19 juillet 2007

Conclusion du Chapitre I
"Internet comme objet politique"

"Politiques sous influence"
« Les réalisations de la science moderne ne sont pas pernicieuses en soi : c’est ce qu’on en fait qui en détermine la valeur » Mac Luhan

La mythologie du Web est intégrée aux systèmes de pensée occidentaux : la fin de l’ère industrielle instaure l’économie de la connaissance au cœur des enjeux politiques, de l’Europe notamment, la globalisation des échanges sollicite les utopies de paix et de démocratisation comme des valeurs mondiales universelles…Le village global n’est plus seulement une image mais il est fortement impulsé dans les centres décisionnels politique mondiaux.
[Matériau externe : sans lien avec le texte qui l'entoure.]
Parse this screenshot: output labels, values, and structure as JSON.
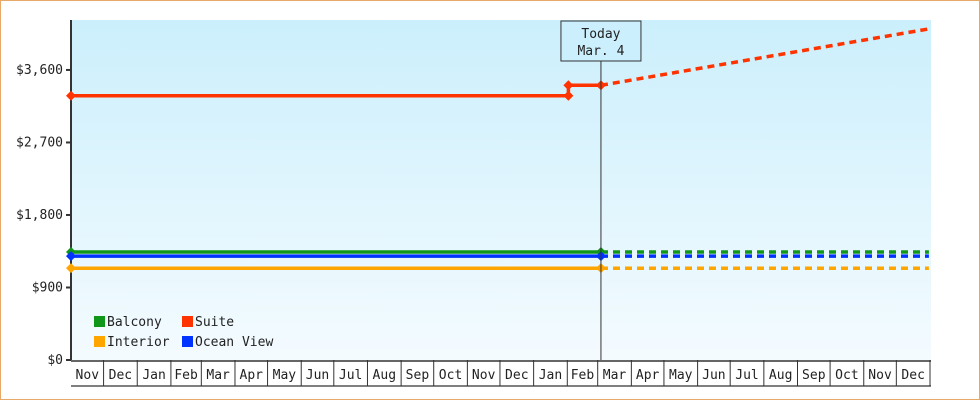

Pourtant, à l’analyse, le mythe d’Internet ne tient pas. Il semble que le Web n'ait pas fondamentalement bousculé les intentions de votes lors de la dernière élection présidentielle[1].
Les modèles de participation sur les fora ne proposent pas une alternative à la discussion, aux modalités représentatives, car seuls 1% des internautes – qui représentent eux même 50% de la population française - sont dans une démarche pro-active. De plus, la citoyenneté ne trouve pas dans Internet, ou pas encore, de moteur suffisant pour penser que le Web est un outil de revitalisation démocratique : « Que l'on soit jeune ou âgé, diplômé ou non, ce qui amène à un usage politique du Web est avant tout le fait d'être intéressé par les affaires publiques et Internet ne crée pas de vocation politique en soi. Il favorise éventuellement l’éclosion de tempéraments politiques qui auraient à priori trouvé une réponse ailleurs ou n’est qu’un prolongement de la participation politique de terrain[2] ». D’ailleurs, d’après Marie-Gabrielle Suraud, « Le net a, non pas favorisé l’ouverture de l’espace de discussion et constitué un véritable espace communicationnel, mais a été, pour un groupe de militants, un vecteur permettant de maintenir et conforter une position hégémonique »[3]. Internet est donc un outil utile à la démocratie, sans être indispensable à son fonctionnement. Il n’a pas plus d’impact qu’un autre média. En cela, Mac Luhan avait raison, « Medium is message ». Malgré le fait qu'il médiatise des messages autrefois confinés, l’utilisation du média conserve sa fonction de miroir de l’activité humaine, attachée à un territoire, une culture, des modalités politiques. Internet ne modifie pas profondément le rapport des hommes à la citoyenneté.

Cependant, Internet a cela de particulier qu’il intègre techniquement toutes les fonctionnalités d’un modèle démocratique nouveau. C’est pourquoi, se poser la question de comment Internet a modifié les modes de communication politique ne doit pas être seulement interprété selon l’axe de l’influence du Web sur les votes ou sur les citoyens, mais plutôt comment la puissance symbolique de la toile a influencé le politique, la politique, l’action politique. En effet, le Web est un espace ouvert. Dans un processus de convergence des médias, les messages dépassent le simple cadre du réseau. Il n’y a donc pas de discours spécifiques au Web d’un côté et des discours adaptés au « réel » de l’autre, mais un discours unique, répandant, pour ceux qui en ont fait le choix, les valeurs du mythe dans la sphère politique. La forme, c’est le fond qui remonte à la surface disait Victor Hugo. Les discours portant sur la cyberculture ne sont ainsi pas de simples exercices rhétoriques et de publicité. Ils sont de véritables projets politiques. Internet comme un nouveau projet de société. Là se situe la véritable victoire des internautes et du réseau. Le Web a généré une mythologie si puissante qu’il se présente désormais comme une alternative d'organisation de la démocratie : relance des engagements partisans, lutte contre l’abstention, participation citoyenne, capacités cognitives développées, recomposition du lien social… Et ce, jusqu’à l’émergence récente d’un parti reprenant le nom de la petite boite permettant les connexions : le MODEM, ou encore le concept de République 2 .0 de Ségolène Royale. Et si la septième étape d’évolution du réseau n’était autre que la réappropriation du Net par le politique ?


[1] in. Les internautes et la politique, TNS SOFRES, mars 2007
[2] ibid
[3] in. Le débat électronique : entre agir communicationnel et stratégie militante, Marie-Gabrielle Suraud, programme de recherche « concertation décision et environnement » du MEDD, 2003-2005.